Mulvaney's Gambling Is Not Investing: A Flow Analysis of the Prediction Market Battle


The overwhelming financial flow in the prediction market sector is sports betting. The two largest platforms, Kalshi and Polymarket, set a new combined weekly volume record of $5.35 billion last week, with Polymarket alone surpassing $1 billion in sports volume for the first time. This isn't a niche activity; the CEO of Kalshi has stated that up to 90% of its activity is sports betting, a figure that underscores the primary driver of user engagement and platform revenue.
This sports betting dominance is directly fueling a massive valuation push. Both platforms are exploring fundraising rounds that could value each company at approximately $20 billion, effectively doubling their valuations from late 2025. The path to these sky-high multiples is built on the same unregulated sports wagering that has attracted users and volume. Yet this growth model carries a critical risk: it relies on a regulatory gray area. The Commodity Futures Trading Commission's approval has allowed these platforms to bypass state and tribal sports betting frameworks, creating a potential for regulatory capture as they seek to scale.

The bottom line is a sector where the money is flowing, but the primary use case is gambling. The pursuit of a $20 billion valuation is a bet on sports betting's continued growth, not on the information discovery functions prediction markets were originally touted for. This creates a structural vulnerability. The platforms' expansion is inextricably linked to a regulatory loophole that could be closed.

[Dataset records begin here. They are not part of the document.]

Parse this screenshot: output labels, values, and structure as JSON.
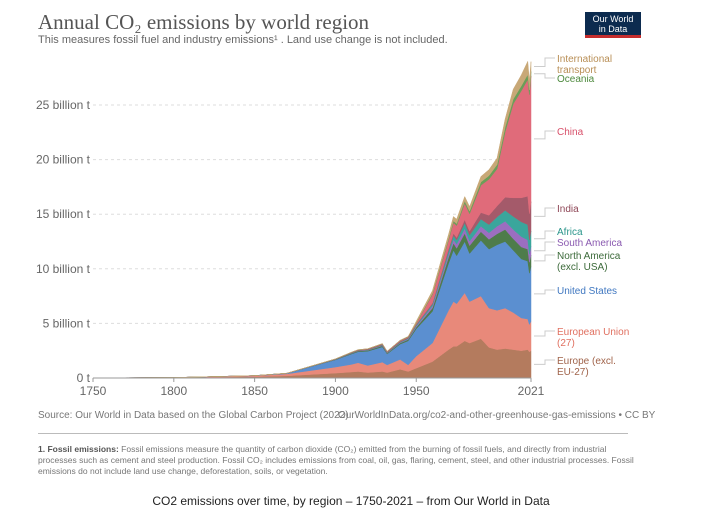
{
  "header": {
    "title": "Annual CO₂ emissions by world region",
    "subtitle": "This measures fossil fuel and industry emissions¹ . Land use change is not included.",
    "logo_line1": "Our World",
    "logo_line2": "in Data"
  },
  "footer": {
    "source": "Source: Our World in Data based on the Global Carbon Project (2022)",
    "url": "OurWorldInData.org/co2-and-other-greenhouse-gas-emissions • CC BY",
    "note_title": "1. Fossil emissions:",
    "note_text": "Fossil emissions measure the quantity of carbon dioxide (CO₂) emitted from the burning of fossil fuels, and directly from industrial processes such as cement and steel production. Fossil CO₂ includes emissions from coal, oil, gas, flaring, cement, steel, and other industrial processes. Fossil emissions do not include land use change, deforestation, soils, or vegetation.",
    "caption": "CO2 emissions over time, by region – 1750-2021 – from Our World in Data"
  },
  "chart_data": {
    "type": "area",
    "stacked": true,
    "title": "Annual CO₂ emissions by world region",
    "xlim": [
      1750,
      2021
    ],
    "ylim": [
      0,
      29
    ],
    "grid": "horizontal dashed",
    "legend": "right (inline labels)",
    "x_ticks": [
      "1750",
      "1800",
      "1850",
      "1900",
      "1950",
      "2021"
    ],
    "y_ticks": [
      {
        "v": 0,
        "label": "0 t"
      },
      {
        "v": 5,
        "label": "5 billion t"
      },
      {
        "v": 10,
        "label": "10 billion t"
      },
      {
        "v": 15,
        "label": "15 billion t"
      },
      {
        "v": 20,
        "label": "20 billion t"
      },
      {
        "v": 25,
        "label": "25 billion t"
      }
    ],
    "x": [
      1750,
      1800,
      1850,
      1870,
      1900,
      1910,
      1914,
      1920,
      1929,
      1932,
      1940,
      1945,
      1950,
      1960,
      1970,
      1973,
      1975,
      1980,
      1983,
      1990,
      1995,
      2000,
      2005,
      2010,
      2015,
      2019,
      2020,
      2021
    ],
    "series": [
      {
        "name": "Europe (excl. EU-27)",
        "color": "#b47b5e",
        "values": [
          0.009,
          0.03,
          0.12,
          0.2,
          0.45,
          0.55,
          0.6,
          0.5,
          0.6,
          0.5,
          0.8,
          0.6,
          0.9,
          1.5,
          2.6,
          2.9,
          2.9,
          3.4,
          3.2,
          3.6,
          2.8,
          2.6,
          2.7,
          2.6,
          2.5,
          2.6,
          2.4,
          2.5
        ]
      },
      {
        "name": "European Union (27)",
        "color": "#e8897a",
        "values": [
          0.001,
          0.01,
          0.08,
          0.18,
          0.55,
          0.7,
          0.8,
          0.65,
          0.85,
          0.7,
          0.9,
          0.6,
          1.1,
          1.7,
          3.6,
          4.1,
          3.9,
          4.4,
          3.8,
          3.9,
          3.6,
          3.6,
          3.7,
          3.4,
          3.0,
          2.8,
          2.5,
          2.7
        ]
      },
      {
        "name": "United States",
        "color": "#5b8fd0",
        "values": [
          0,
          0.001,
          0.02,
          0.05,
          0.66,
          0.95,
          1.0,
          1.3,
          1.4,
          1.0,
          1.4,
          2.2,
          2.5,
          2.9,
          4.3,
          4.7,
          4.4,
          4.7,
          4.4,
          5.1,
          5.4,
          6.0,
          6.1,
          5.7,
          5.4,
          5.3,
          4.7,
          5.0
        ]
      },
      {
        "name": "North America (excl. USA)",
        "color": "#4e7c4b",
        "values": [
          0,
          0,
          0,
          0,
          0.03,
          0.06,
          0.07,
          0.08,
          0.1,
          0.07,
          0.1,
          0.12,
          0.15,
          0.3,
          0.55,
          0.65,
          0.68,
          0.75,
          0.72,
          0.8,
          0.9,
          1.0,
          1.1,
          1.05,
          1.1,
          1.1,
          1.0,
          1.05
        ]
      },
      {
        "name": "South America",
        "color": "#9b6ec0",
        "values": [
          0,
          0,
          0,
          0,
          0.01,
          0.02,
          0.02,
          0.03,
          0.04,
          0.03,
          0.05,
          0.06,
          0.1,
          0.2,
          0.3,
          0.35,
          0.38,
          0.45,
          0.42,
          0.5,
          0.6,
          0.7,
          0.75,
          0.85,
          0.95,
          0.85,
          0.75,
          0.8
        ]
      },
      {
        "name": "Africa",
        "color": "#3aa69c",
        "values": [
          0,
          0,
          0,
          0,
          0.01,
          0.02,
          0.02,
          0.03,
          0.04,
          0.04,
          0.05,
          0.06,
          0.1,
          0.15,
          0.3,
          0.35,
          0.38,
          0.5,
          0.55,
          0.65,
          0.75,
          0.85,
          1.0,
          1.2,
          1.35,
          1.4,
          1.3,
          1.4
        ]
      },
      {
        "name": "India",
        "color": "#a45a6a",
        "values": [
          0,
          0,
          0,
          0.01,
          0.03,
          0.04,
          0.05,
          0.05,
          0.06,
          0.06,
          0.07,
          0.07,
          0.07,
          0.11,
          0.18,
          0.2,
          0.22,
          0.3,
          0.36,
          0.6,
          0.85,
          1.0,
          1.2,
          1.7,
          2.2,
          2.6,
          2.4,
          2.7
        ]
      },
      {
        "name": "China",
        "color": "#e06b7a",
        "values": [
          0,
          0,
          0,
          0,
          0,
          0.01,
          0.01,
          0.02,
          0.03,
          0.03,
          0.05,
          0.05,
          0.08,
          0.78,
          0.8,
          0.97,
          1.1,
          1.5,
          1.6,
          2.5,
          3.3,
          3.4,
          6.0,
          8.6,
          9.8,
          10.7,
          10.9,
          11.5
        ]
      },
      {
        "name": "Oceania",
        "color": "#6b9e58",
        "values": [
          0,
          0,
          0,
          0,
          0.01,
          0.02,
          0.02,
          0.02,
          0.03,
          0.02,
          0.03,
          0.04,
          0.05,
          0.1,
          0.15,
          0.17,
          0.18,
          0.22,
          0.24,
          0.3,
          0.33,
          0.39,
          0.42,
          0.44,
          0.45,
          0.45,
          0.43,
          0.42
        ]
      },
      {
        "name": "International transport",
        "color": "#c8a877",
        "values": [
          0,
          0,
          0,
          0,
          0,
          0,
          0,
          0,
          0,
          0,
          0,
          0,
          0.15,
          0.25,
          0.38,
          0.4,
          0.4,
          0.4,
          0.4,
          0.5,
          0.55,
          0.6,
          0.75,
          0.9,
          1.0,
          1.2,
          0.8,
          0.9
        ]
      }
    ],
    "labels": [
      {
        "lines": [
          "Europe (excl.",
          "EU-27)"
        ],
        "color": "#a0634a"
      },
      {
        "lines": [
          "European Union",
          "(27)"
        ],
        "color": "#e07060"
      },
      {
        "lines": [
          "United States"
        ],
        "color": "#3f77c0"
      },
      {
        "lines": [
          "North America",
          "(excl. USA)"
        ],
        "color": "#3c6a3a"
      },
      {
        "lines": [
          "South America"
        ],
        "color": "#8a5ab0"
      },
      {
        "lines": [
          "Africa"
        ],
        "color": "#2a958b"
      },
      {
        "lines": [
          "India"
        ],
        "color": "#8e4656"
      },
      {
        "lines": [
          "China"
        ],
        "color": "#d8506a"
      },
      {
        "lines": [
          "Oceania"
        ],
        "color": "#4e8a3e"
      },
      {
        "lines": [
          "International",
          "transport"
        ],
        "color": "#b88e55"
      }
    ]
  }
}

The Regulatory Battle: Federal vs. State Jurisdiction
The legal landscape is fracturing, creating a costly uncertainty for platforms. The Commodity Futures Trading Commission (CFTC) is aggressively defending its "exclusive jurisdiction," calling state enforcement actions a "power grab" that ignores federal law. This stance was reinforced in February when a federal court in Tennessee granted a preliminary injunction to Kalshi, siding with the CFTC's view that sports contracts are federally regulated swaps. Yet state regulators in Nevada and Massachusetts are pressing ahead with their own actions, leading to a patchwork of conflicting rulings.
On the other side, a new coalition led by former White House chief of staff Mick Mulvaney is lobbying for state gambling laws to apply. His group, "Gambling Is Not Investing," argues that platforms are simply rebranding sports betting to avoid consumer protections and tax rules. This creates a direct clash: federal regulators say state actions are preempted, while a powerful political coalition says federal inaction is enabling a regulatory loophole.
The risk for the industry is clear. Legal uncertainty forces platforms into expensive contingency planning. With state enforcement actions already underway and federal courts issuing split decisions, the cost of defending multiple jurisdictions could erode the profit margins needed to fund the $20 billion valuation bets. The battle isn't just about legal theory; it's about who gets to write the rules for a multi-billion dollar market.
Catalysts and Risks: What to Watch for Flow Impact
The immediate catalyst is the CFTC's formal rulemaking process. Chairman Mike Selig has launched an "advanced notice of proposed rulemaking", marking the start of a binding regulatory process. This is the first concrete step toward establishing a clear federal framework. The outcome of this process will be the single biggest determinant of regulatory clarity for the sector.
At the same time, state-level enforcement actions remain a critical, unpredictable risk. The recent federal court ruling in Tennessee granting Kalshi a preliminary injunction is a positive signal for the CFTC's jurisdiction. However, ongoing actions in Nevada and Massachusetts create a patchwork of legal exposure. The flow of capital and volume depends on whether platforms can operate without the threat of multiple, conflicting state penalties.
The key flow metric to watch is the emergence of regulatory clarity versus chaos. Platforms are targeting $20 billion valuations and have shown massive volume growth, but this is built on a shaky legal foundation. If the CFTC process delivers a clear, favorable rulebook, it could unlock massive fundraising and accelerate growth. If the legal battle drags on or state actions succeed, the resulting uncertainty will likely cap valuations and stifle the volume expansion needed to justify them.